La Chiesa cosa può dire alle vittime del racket, a chi paga in silenzio: ribellatevi? Insomma la Chiesa può avere un ruolo, lanciare un appello?

La Chiesa sta accanto a loro. Non possono dirmi che non sta accanto a loro perchè io stesso mi sono fatto presente con molti di loro. Ma la Chiesa non cerca il protagonismo mediatico e non vuole lasciarsi strumentalizzare. Io penso che i vescovi di Sicilia hanno un impegno forte e non hanno mollato in niente contro la mafia. C’è un accaparramento di questo tema da parte delle forze politiche che cercano di dire che la Chiesa sta dalla loro parte.

La Chiesa non vuole diventare il paravento di nessuno.

Non vogliamo essere tirati per la giacca da nessuno. Andremo avanti, io andrò avanti parlando opportunamente tutte le volte che dovrò parlare, ma senza fare comizi. A mio modo di vedere anche le accuse che ci rivolgono di venir meno al nostro dovere sono un atto di sciacallaggio. Il cardinale Pappalardo, che ha guidato l’Arcidiocesi di Palermo per 26 anni, non ha voluto essere un leader politico, ma non ha fatto mai mancare la sua voce nei momenti difficili.

La frase famosa “mentre a Roma si discute, Sagunto viene espugnata” vale ancora?

Certo, mentre noi discutiamo il Paese direi va quasi a rotoli. Chi discute dell’avvenire della nostra Isola? Programmi rilevanti e rispondenti alla crisi attuale che affronta la Sicilia io non ne vedo.

Uno dei temi caldi di questi giorni è quello riguardante Bruno Contrada. E pone il problema: perdonare o non perdonare una persona condannata per mafia?

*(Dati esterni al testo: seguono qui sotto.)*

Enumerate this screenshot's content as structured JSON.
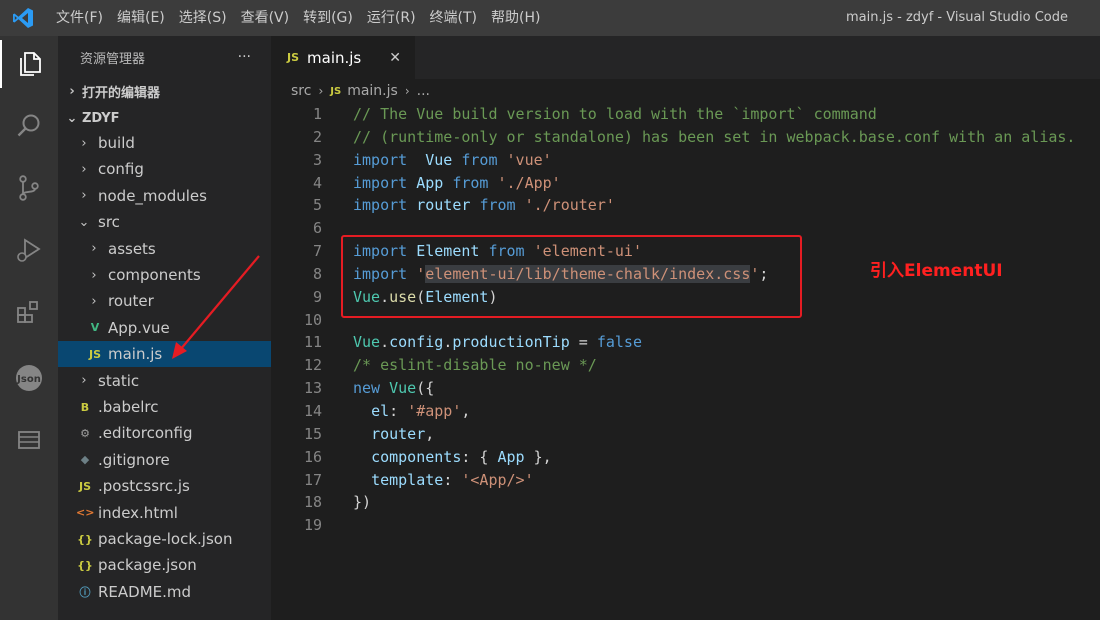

Io non voglio entrare nel giudizio di merito. In questo dibattito in cui la lotta alla mafia diventa argomento politico. La lotta alla mafia non può essere strumentalizzata: riguarda tutti e dovrebbe trovare dutti d’accordo. Sentivo che il figlio di Riina è stato condannato a otto anni e non capisco se Contrada ha avuto più responsabilità di Riina. Non arrivo a pensare che Contrada sia il grande responsabile: d’altra parte ci sono i terroristi degli anni di fuoco che anno finanche ucciso e oggi sono sottosegretari di governo. C’è il problema dei pentiti, di chi invece di pagare in carcere il suo debito verso la giustizia e la società, si pente e torna facilmente in libertà. Io mi chiedo: c’è stata una vera conversione oppure si tratta di opportunità? Io credo al cambiamento del cuore ma non credo al cambiamento barattato del cuore. Certamente esiste il caso umano e ho l’impressione che ci sia un certo accanimento. Perchè è un simbolo: si ha l’impressione che se esce Contrada la Mafia ha vinto ma non credo che sia così.